Hier(16 octobre), le Conseil d’État a rejeté notre demande contre la CNIL en matière de consentement au dépôt de cookie. En sous-titre, le Conseil d’État pourrait désavouer la CNIL dans son rôle de protectrice des libertés, réservant ce rôle aux seuls juges judiciaires.

Ce revirement historique s’inscrit dans une série de démissions opérées ces derniers mois par la CNIL. Il est urgent d’exiger collectivement que celle-ci redevienne ce pour quoi elle a été créée : pour nous défendre du fichage d’entreprises et de l’État. (...)

En juillet 2019, la CNIL publiait (enfin !) de nouvelles lignes directrice pour rappeler que le RGPD, en application depuis mai 2018, exige que le dépôt de cookie et autres traceurs se fasse avec notre « consentement explicite ». Les bandeaux du type « En poursuivant votre navigation sur ce site, vous acceptez d’être surveillé⋅e – Ok » sont illégaux. Toutefois, la CNIL annonçait en même temps qu’elle ne sanctionnerait cette illégalité qu’après mi-2020.

Nous avons attaqué cette décision devant le Conseil d’État, qui vient de rejeter notre demande. Il considère que la décision de la CNIL n’est pas une violation excessive du RGPD : le délai d’un an ne serait pas si long, et la CNIL continuerait de sanctionner d’autres atteintes au RGPD. Certes, mais le caractère explicite du consentement a été une des rares avancées du RGPD, qui se trouve de facto privée d’effet pendant deux ans (de mai 2018 à juillet 2020).

Que dire à toutes les entreprises qui ont investi pour se mettre entièrement en conformité au RGPD dès 2018 ? Si ces règles sont systématiquement repoussées, comment faire peser une menace sérieuse contre toutes les autres entreprises qui, elles, n’ont jamais respecté le RGPD ? Rien. Le Conseil d’État ne répond même pas à ces questions.

Une autorité administrative est désormais capable de décider seule qu’une règle votée par des élu·es ne s’appliquera à personne pendant un an. (...)

la CNIL peut bien renoncer à sa mission historique, qu’importe, nous pouvons toujours saisir la justice pour défendre nos libertés.

Mais quel abandon ! La CNIL a remis sa lettre de démission, nous l’avons contestée devant le Conseil d’État.
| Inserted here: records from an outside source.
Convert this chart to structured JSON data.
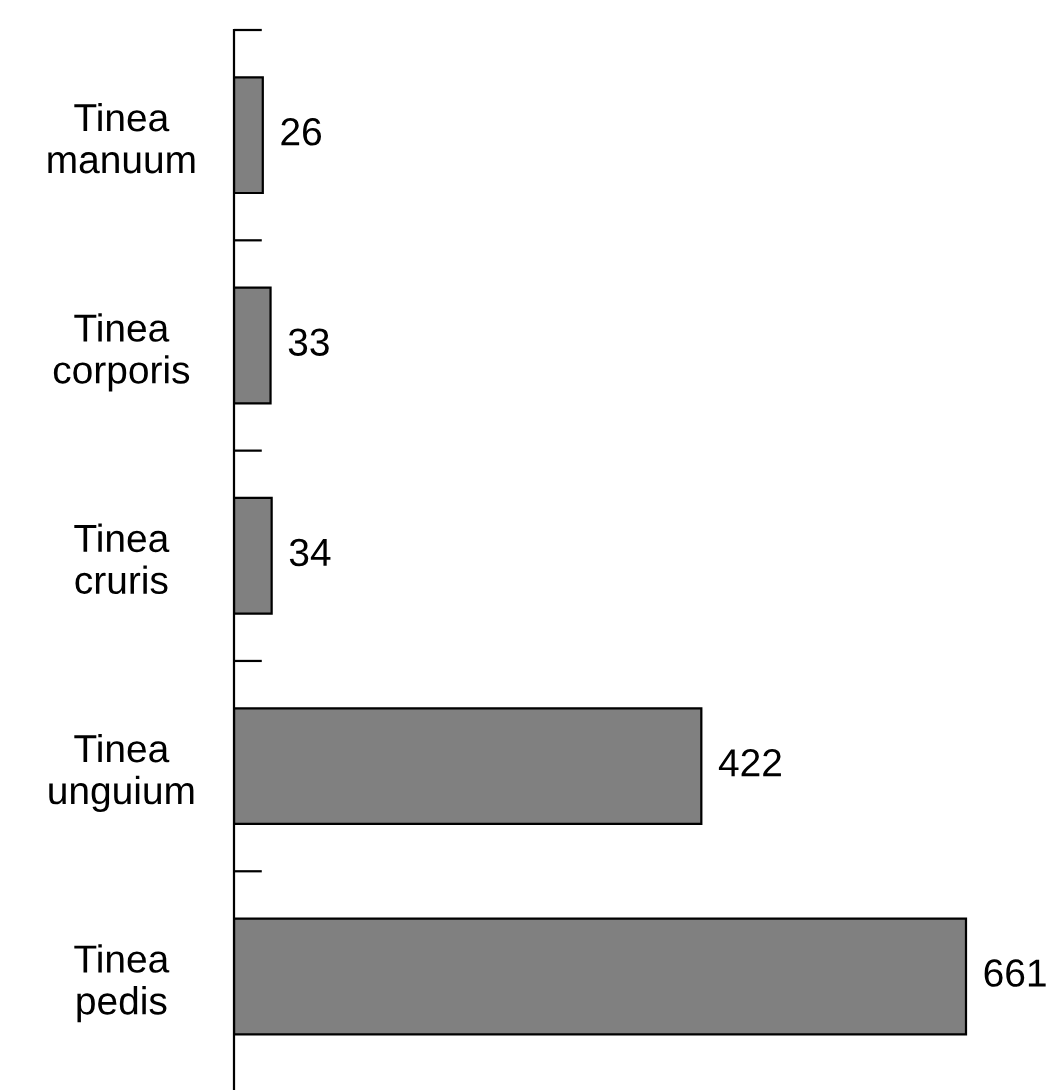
{
  "chart_data": {
    "type": "bar",
    "orientation": "horizontal",
    "categories": [
      "Tinea\nmanuum",
      "Tinea\ncorporis",
      "Tinea\ncruris",
      "Tinea\nunguium",
      "Tinea\npedis"
    ],
    "values": [
      26,
      33,
      34,
      422,
      661
    ],
    "color": "#808080",
    "data_labels": true,
    "grid": false,
    "legend": false
  }
}
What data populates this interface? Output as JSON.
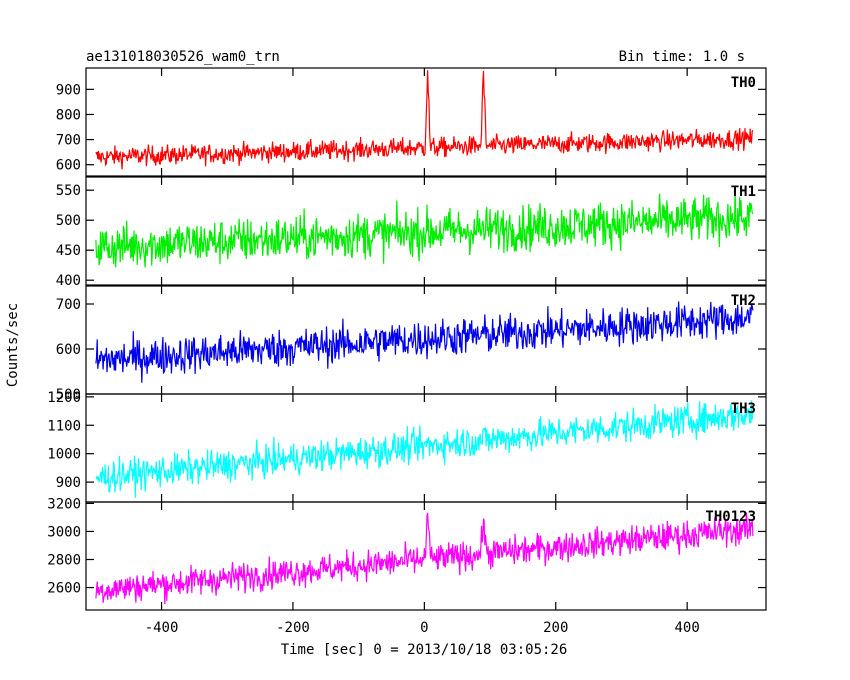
{
  "header": {
    "title": "ae131018030526_wam0_trn",
    "bin_time": "Bin time: 1.0 s"
  },
  "axes": {
    "ylabel": "Counts/sec",
    "xlabel": "Time [sec] 0 = 2013/10/18 03:05:26"
  },
  "chart_data": {
    "type": "line",
    "title": "ae131018030526_wam0_trn",
    "xlabel": "Time [sec] 0 = 2013/10/18 03:05:26",
    "ylabel": "Counts/sec",
    "xlim": [
      -515,
      520
    ],
    "xticks": [
      -400,
      -200,
      0,
      200,
      400
    ],
    "xtick_labels": [
      "-400",
      "-200",
      "0",
      "200",
      "400"
    ],
    "panels": [
      {
        "name": "TH0",
        "color": "#ff0000",
        "ylim": [
          555,
          985
        ],
        "yticks": [
          600,
          700,
          800,
          900
        ],
        "x_range": [
          -500,
          500
        ],
        "trend_start": 630,
        "trend_end": 705,
        "noise": 28,
        "spikes": [
          {
            "t": 5,
            "peak": 975,
            "width": 4
          },
          {
            "t": 90,
            "peak": 975,
            "width": 4
          }
        ]
      },
      {
        "name": "TH1",
        "color": "#00ee00",
        "ylim": [
          392,
          572
        ],
        "yticks": [
          400,
          450,
          500,
          550
        ],
        "x_range": [
          -500,
          500
        ],
        "trend_start": 455,
        "trend_end": 505,
        "noise": 27,
        "spikes": []
      },
      {
        "name": "TH2",
        "color": "#0000ee",
        "ylim": [
          500,
          740
        ],
        "yticks": [
          500,
          600,
          700
        ],
        "x_range": [
          -500,
          500
        ],
        "trend_start": 575,
        "trend_end": 670,
        "noise": 30,
        "spikes": []
      },
      {
        "name": "TH3",
        "color": "#00ffff",
        "ylim": [
          830,
          1210
        ],
        "yticks": [
          900,
          1000,
          1100,
          1200
        ],
        "x_range": [
          -500,
          500
        ],
        "trend_start": 915,
        "trend_end": 1140,
        "noise": 40,
        "spikes": []
      },
      {
        "name": "TH0123",
        "color": "#ff00ff",
        "ylim": [
          2440,
          3210
        ],
        "yticks": [
          2600,
          2800,
          3000,
          3200
        ],
        "x_range": [
          -500,
          500
        ],
        "trend_start": 2580,
        "trend_end": 3020,
        "noise": 75,
        "spikes": [
          {
            "t": 5,
            "peak": 3150,
            "width": 4
          },
          {
            "t": 90,
            "peak": 3120,
            "width": 4
          }
        ]
      }
    ]
  }
}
Celui-ci l’a malheureusement acceptée, considérant que ses services n’étaient plus requis…

C’est d’ailleurs ce que vient confirmer une phrase très explicite de la décision du Conseil d’État qui considère que « l’exercice du pouvoir de sanction ne serait, en tout état de cause, pas susceptible de faire respecter plus rapidement » le RGPD. Comprendre : selon le Conseil d’État, le pouvoir de sanction de la CNIL ne serait pas requis pour faire respecter les droits auxquels elle a pourtant la charge de veiller.

Cette démission n’a rien de surprenant. Depuis un an, l’autorité enchaîne les renoncements à sa mission. (...)

Alors que la reconnaissance faciale commence à être expérimentée et installée un peu partout en France, la CNIL s’est empressée d’exiger un débat public sur la question, comme si elle renonçait par avance à mener ici la défense de nos libertés. Son renoncement s’est depuis confirmé. (...)

Sur tous les fronts, la CNIL semble avoir abandonné son rôle de gendarme, ce que la décision du Conseil d’État confirme.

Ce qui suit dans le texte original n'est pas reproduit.